Dawson also wasn’t worried about the break in harvest hurting Dawson Farms’ ability to market the 2012-13 crop.
Harvest at Dawson Farms began the week of Aug. 20.
Fields farmed by Earl Roy Sweet Potato Co. LLC, Hessmer, La., received just an inch of rain from Isaac, said Cindy Vead, office manager. Fields were hit by wind gusts, but nothing sustained enough to cause any damage, Vead said.
“We were on the good side of the storm,” she said. “We were very fortunate.”
Midwest and East also spared
After soaking Louisiana, Isaac headed north before making a right turn for the East Coast, bringing heavy rains and winds to some regions.
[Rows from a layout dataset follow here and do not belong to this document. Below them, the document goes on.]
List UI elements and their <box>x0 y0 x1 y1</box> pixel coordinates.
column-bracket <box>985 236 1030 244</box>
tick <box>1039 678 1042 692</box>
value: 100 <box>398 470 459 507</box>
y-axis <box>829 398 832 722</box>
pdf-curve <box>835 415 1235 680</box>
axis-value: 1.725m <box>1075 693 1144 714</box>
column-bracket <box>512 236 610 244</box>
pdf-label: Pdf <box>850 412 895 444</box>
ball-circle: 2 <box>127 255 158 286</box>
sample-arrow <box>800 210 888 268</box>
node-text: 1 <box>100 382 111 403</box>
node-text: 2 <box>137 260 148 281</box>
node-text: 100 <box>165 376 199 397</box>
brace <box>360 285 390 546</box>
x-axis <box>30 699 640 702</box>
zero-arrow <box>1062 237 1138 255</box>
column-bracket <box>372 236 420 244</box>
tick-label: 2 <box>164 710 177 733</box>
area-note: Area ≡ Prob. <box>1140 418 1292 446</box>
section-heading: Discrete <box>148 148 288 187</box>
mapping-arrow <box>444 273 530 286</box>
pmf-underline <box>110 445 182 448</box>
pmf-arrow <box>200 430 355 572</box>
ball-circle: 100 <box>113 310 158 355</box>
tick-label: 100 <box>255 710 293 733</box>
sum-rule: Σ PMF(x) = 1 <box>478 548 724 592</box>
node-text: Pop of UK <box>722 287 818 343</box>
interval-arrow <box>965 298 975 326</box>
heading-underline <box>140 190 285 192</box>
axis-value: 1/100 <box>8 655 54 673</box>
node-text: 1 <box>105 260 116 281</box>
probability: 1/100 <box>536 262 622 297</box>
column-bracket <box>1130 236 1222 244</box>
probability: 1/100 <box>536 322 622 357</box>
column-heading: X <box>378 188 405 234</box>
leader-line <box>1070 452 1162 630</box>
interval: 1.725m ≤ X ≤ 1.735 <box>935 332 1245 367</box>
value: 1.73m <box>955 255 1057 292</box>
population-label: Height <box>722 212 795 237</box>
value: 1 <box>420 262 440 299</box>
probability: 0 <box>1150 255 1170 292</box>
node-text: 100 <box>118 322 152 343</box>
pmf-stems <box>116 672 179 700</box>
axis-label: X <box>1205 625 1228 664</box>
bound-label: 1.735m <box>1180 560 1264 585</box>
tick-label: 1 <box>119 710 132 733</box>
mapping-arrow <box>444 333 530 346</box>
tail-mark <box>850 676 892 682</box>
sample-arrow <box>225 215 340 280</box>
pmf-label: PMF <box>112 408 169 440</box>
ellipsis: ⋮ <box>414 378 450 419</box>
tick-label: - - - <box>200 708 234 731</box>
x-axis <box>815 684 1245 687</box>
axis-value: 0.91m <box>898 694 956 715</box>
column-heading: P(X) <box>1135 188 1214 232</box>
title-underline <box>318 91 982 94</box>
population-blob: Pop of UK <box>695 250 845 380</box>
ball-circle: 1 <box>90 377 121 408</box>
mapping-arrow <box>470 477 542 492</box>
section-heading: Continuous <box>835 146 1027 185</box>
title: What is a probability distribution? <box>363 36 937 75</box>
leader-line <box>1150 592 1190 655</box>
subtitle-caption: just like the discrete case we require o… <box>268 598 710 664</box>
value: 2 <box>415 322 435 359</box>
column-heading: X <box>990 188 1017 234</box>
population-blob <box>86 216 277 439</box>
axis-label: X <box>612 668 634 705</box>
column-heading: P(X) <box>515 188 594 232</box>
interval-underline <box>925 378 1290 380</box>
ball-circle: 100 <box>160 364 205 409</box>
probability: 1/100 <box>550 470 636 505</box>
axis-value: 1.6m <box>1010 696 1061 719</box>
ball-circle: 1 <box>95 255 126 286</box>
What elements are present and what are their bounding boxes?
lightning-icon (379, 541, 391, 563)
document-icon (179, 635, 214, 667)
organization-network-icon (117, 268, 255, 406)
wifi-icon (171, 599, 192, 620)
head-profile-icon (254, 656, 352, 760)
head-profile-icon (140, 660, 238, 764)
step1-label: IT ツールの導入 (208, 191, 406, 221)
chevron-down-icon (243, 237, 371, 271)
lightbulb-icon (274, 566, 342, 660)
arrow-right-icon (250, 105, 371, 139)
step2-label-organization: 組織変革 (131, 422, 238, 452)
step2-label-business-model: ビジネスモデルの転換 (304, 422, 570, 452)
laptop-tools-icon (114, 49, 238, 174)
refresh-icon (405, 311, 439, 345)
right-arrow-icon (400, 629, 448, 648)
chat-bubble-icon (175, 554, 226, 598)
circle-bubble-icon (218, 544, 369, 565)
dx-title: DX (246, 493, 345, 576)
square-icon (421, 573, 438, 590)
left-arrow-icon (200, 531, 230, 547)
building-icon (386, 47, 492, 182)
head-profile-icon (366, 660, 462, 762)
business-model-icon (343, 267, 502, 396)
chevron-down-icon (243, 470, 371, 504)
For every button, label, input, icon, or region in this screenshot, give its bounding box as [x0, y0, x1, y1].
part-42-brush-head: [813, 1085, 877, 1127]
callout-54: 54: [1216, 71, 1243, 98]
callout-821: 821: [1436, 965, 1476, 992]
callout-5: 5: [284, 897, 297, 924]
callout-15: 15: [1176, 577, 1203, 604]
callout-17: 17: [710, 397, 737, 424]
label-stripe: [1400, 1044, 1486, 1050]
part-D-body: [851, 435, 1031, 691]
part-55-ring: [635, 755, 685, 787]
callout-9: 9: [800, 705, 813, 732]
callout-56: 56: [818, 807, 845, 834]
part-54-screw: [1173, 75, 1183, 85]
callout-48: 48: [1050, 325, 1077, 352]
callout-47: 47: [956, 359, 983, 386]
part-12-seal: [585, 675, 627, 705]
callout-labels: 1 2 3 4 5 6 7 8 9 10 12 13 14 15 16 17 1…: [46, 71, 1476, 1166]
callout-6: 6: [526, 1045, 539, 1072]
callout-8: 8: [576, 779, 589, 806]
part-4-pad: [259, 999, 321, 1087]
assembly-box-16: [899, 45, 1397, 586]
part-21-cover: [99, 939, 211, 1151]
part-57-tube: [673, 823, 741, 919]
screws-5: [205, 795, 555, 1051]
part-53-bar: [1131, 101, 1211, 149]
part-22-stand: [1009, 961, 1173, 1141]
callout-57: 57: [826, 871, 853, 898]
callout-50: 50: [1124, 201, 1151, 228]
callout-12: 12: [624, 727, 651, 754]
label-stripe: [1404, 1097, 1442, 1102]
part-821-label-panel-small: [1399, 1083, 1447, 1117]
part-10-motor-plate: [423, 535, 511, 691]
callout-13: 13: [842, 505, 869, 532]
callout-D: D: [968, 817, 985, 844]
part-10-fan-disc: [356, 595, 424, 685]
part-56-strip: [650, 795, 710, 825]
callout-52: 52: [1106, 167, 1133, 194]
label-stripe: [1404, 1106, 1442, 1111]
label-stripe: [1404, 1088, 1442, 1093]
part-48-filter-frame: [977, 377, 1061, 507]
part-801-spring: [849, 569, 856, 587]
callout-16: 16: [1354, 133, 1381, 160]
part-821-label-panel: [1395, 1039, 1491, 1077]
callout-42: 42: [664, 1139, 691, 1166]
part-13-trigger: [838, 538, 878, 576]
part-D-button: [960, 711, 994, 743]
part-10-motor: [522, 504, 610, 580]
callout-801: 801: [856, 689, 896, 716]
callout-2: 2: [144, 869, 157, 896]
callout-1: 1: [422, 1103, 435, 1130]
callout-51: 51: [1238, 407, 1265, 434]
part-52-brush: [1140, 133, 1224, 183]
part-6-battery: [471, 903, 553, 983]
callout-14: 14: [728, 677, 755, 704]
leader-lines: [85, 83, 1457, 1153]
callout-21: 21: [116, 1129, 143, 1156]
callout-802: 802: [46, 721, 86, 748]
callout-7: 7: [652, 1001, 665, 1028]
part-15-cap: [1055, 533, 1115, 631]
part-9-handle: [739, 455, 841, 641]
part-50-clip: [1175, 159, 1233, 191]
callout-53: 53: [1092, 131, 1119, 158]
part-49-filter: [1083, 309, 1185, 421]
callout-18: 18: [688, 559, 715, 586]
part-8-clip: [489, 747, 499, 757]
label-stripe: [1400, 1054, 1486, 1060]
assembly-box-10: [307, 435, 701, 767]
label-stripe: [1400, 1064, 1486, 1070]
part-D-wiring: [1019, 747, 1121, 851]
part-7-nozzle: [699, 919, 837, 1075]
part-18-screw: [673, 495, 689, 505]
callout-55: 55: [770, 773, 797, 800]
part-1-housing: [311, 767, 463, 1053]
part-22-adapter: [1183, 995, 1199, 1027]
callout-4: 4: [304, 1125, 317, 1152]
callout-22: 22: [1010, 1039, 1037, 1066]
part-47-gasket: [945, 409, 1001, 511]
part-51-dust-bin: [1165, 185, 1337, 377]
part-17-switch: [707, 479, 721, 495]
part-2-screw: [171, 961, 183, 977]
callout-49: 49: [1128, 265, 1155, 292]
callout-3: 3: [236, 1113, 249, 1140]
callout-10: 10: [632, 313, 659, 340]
The one to three inches received in Ohio fields farmed by Willard, Ohio-based Buurma Farms Inc. the weekend of Sept. 1-2 were a huge relief, given what a dry summer the area has endured, said Loren Buurma, co-owner.
“We enjoyed having Isaac come through,” he said. “It’s the first time I’ve seen puddles all summer.”
A cilantro field behind Buurma Farms’s packing shed looked like it doubled in size overnight following the rains, Buurma said.
The company will be shipping a full lineup of squash, cucumbers, peppers, pumpkins and other vegetables at least through September.
“It was very beneficial,” Buurma said Sept. 4. “We’ll be hitting on all cylinders for the next month.”